Making your bed is easy, but not making your bed is easier.


When it comes to food, it takes much more mental bandwidth to stop yourself at one cookie than it does to not eat any or say “fuck it” and over-indulge.


Cody reiterates that doing the little things adds up.


He uses the example of saving money by buying the store brand of ibuprofen instead of Advil or canceling streaming services you don’t really use. Even though it’s a dollar here, five dollars there—it adds up.


Jared finds that where someone spends their time and money is reflective of their biggest priorities.


If you say in one moment that you have been struggling with your weight your whole life and want to change, but in the next moment you are turning around to spend money on bullshit rather than something that can help you achieve your goals—your priorities are not aligned with what you say.


Cody points out that you need to sacrifice sometimes to take extreme ownership.


When you start taking ownership, everything in your life moves forward faster.


When you point the blame at something or somebody else—you are giving power to that thing.


Every happy, balanced, fit person is choosing to take control and letting go of the things they cannot control.


Jared says it’s about being resourceful and emotionally regulated—you need to stop and analyze what you are in control of.


Cody states that many people will think they can’t do something, but they simply haven’t figured it out yet—or they won’t.



Equanimity:

Cody defines equanimity as, essentially, controlling yourself and the results that are coming in the chaos.

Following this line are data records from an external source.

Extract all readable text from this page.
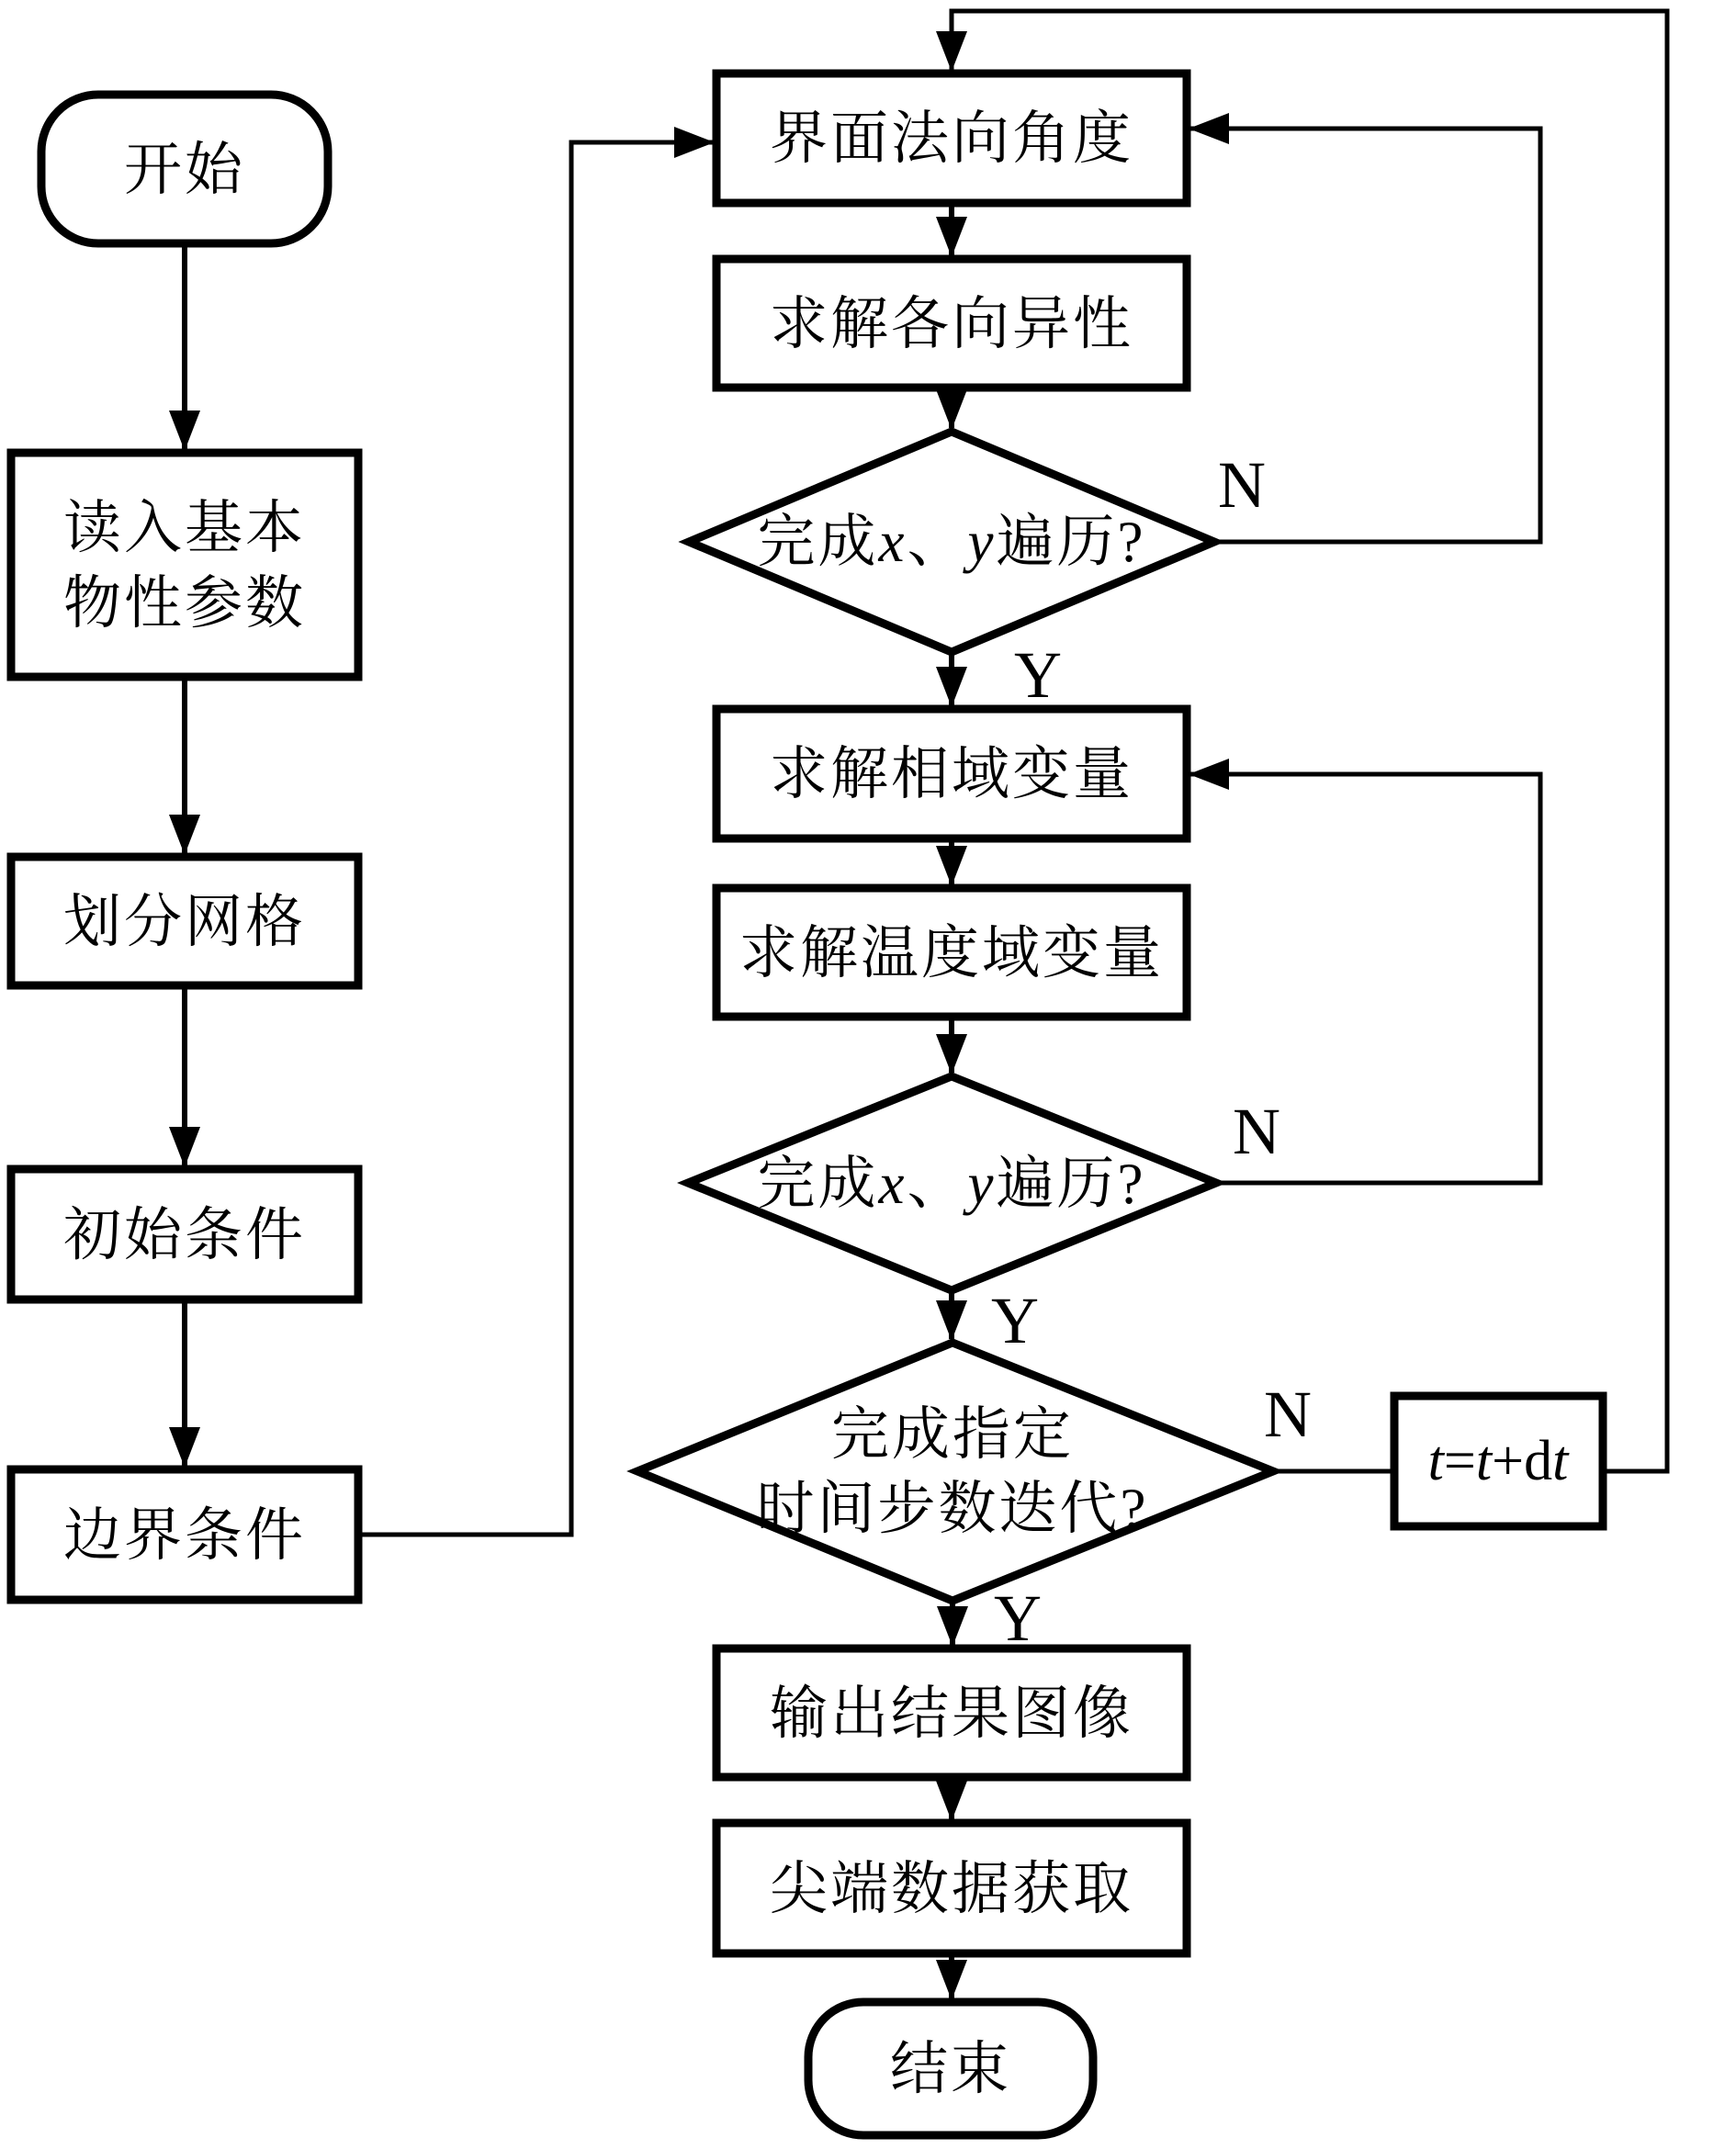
开始
读入基本
物性参数
划分网格
初始条件
边界条件
界面法向角度
求解各向异性
完成x、y遍历?
求解相域变量
求解温度域变量
完成x、y遍历?
完成指定
时间步数迭代?
t=t+dt
输出结果图像
尖端数据获取
结束
N
Y
N
Y
N
Y
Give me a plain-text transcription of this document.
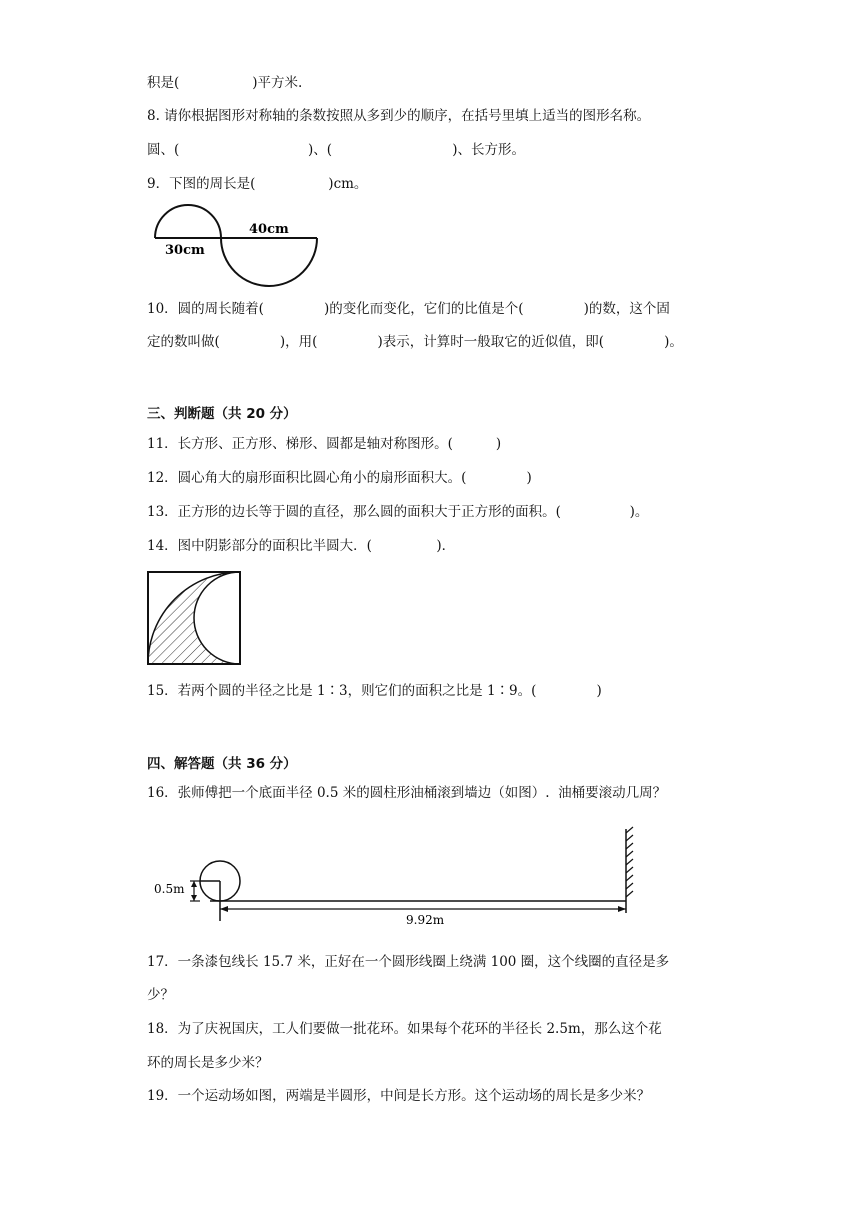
积是(                 )平方米.
8. 请你根据图形对称轴的条数按照从多到少的顺序，在括号里填上适当的图形名称。
圆、(                              )、(                            )、长方形。
9．下图的周长是(                 )cm。
40cm
30cm
10．圆的周长随着(              )的变化而变化，它们的比值是个(              )的数，这个固
定的数叫做(              )，用(              )表示，计算时一般取它的近似值，即(              )。
三、判断题（共 20 分）
11．长方形、正方形、梯形、圆都是轴对称图形。(          )
12．圆心角大的扇形面积比圆心角小的扇形面积大。(              )
13．正方形的边长等于圆的直径，那么圆的面积大于正方形的面积。(                )。
14．图中阴影部分的面积比半圆大．(               )．
15．若两个圆的半径之比是 1∶3，则它们的面积之比是 1∶9。(              )
四、解答题（共 36 分）
16．张师傅把一个底面半径 0.5 米的圆柱形油桶滚到墙边（如图）.  油桶要滚动几周？
0.5m
9.92m
17．一条漆包线长 15.7 米，正好在一个圆形线圈上绕满 100 圈，这个线圈的直径是多
少？
18．为了庆祝国庆，工人们要做一批花环。如果每个花环的半径长 2.5m，那么这个花
环的周长是多少米？
19．一个运动场如图，两端是半圆形，中间是长方形。这个运动场的周长是多少米？
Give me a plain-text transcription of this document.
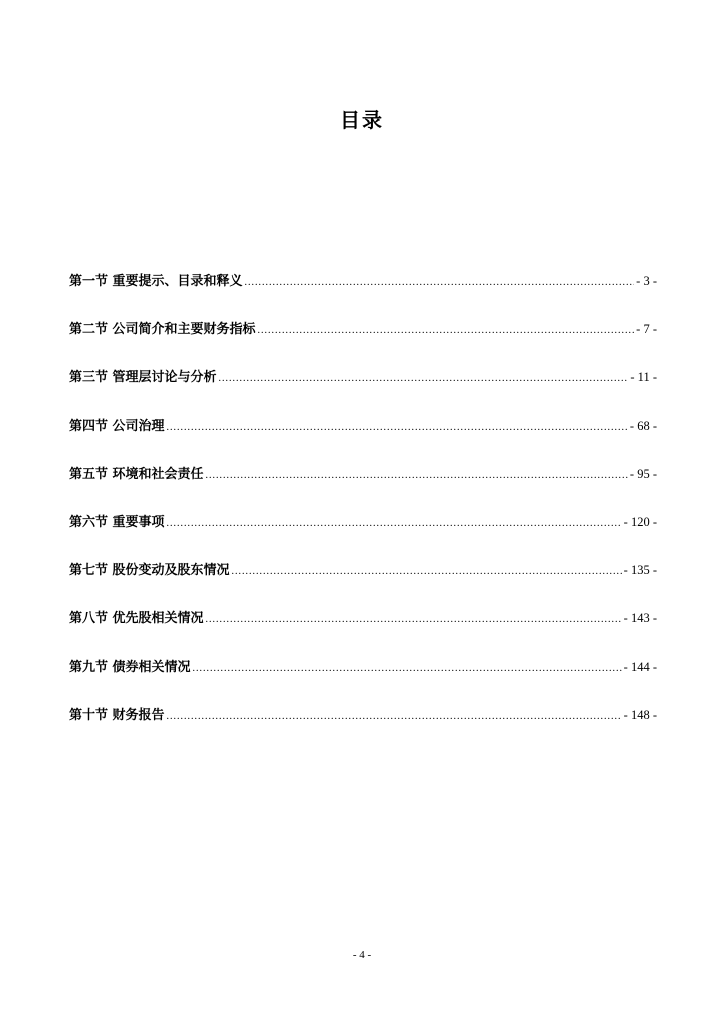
目录
第一节 重要提示、目录和释义 .....	- 3 -
第二节 公司简介和主要财务指标 .....	- 7 -
第三节 管理层讨论与分析 .....	- 11 -
第四节 公司治理 .....	- 68 -
第五节 环境和社会责任 .....	- 95 -
第六节 重要事项 .....	- 120 -
第七节 股份变动及股东情况 .....	- 135 -
第八节 优先股相关情况 .....	- 143 -
第九节 债券相关情况 .....	- 144 -
第十节 财务报告 .....	- 148 -
- 4 -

In Jiu-jitsu, being able to stop and logically think about how you will get out of a certain position—while being crushed—is a perfect example of equanimity.


It’s the same in business and in life: there is always something—a sick kid, a roadblock, a bill to be paid—equanimity is your ability to make things happen with all these other factors happening around you.


Cody also emphasizes that these things are happening around you. If you think of them as happening to you, then you become a victim—and you can’t become a victim if you want to become a winner.


Jared and Cody both learned of equanimity through Ed Mylett and found that the idea of composure throughout the chaos really resonated with them.


It’s now something they actively pursue.


Cody found a mentor who he respected that helped him develop his equanimity—and he advises listeners to find a person they respect who they can talk to and learn from that has those traits they want to help them develop.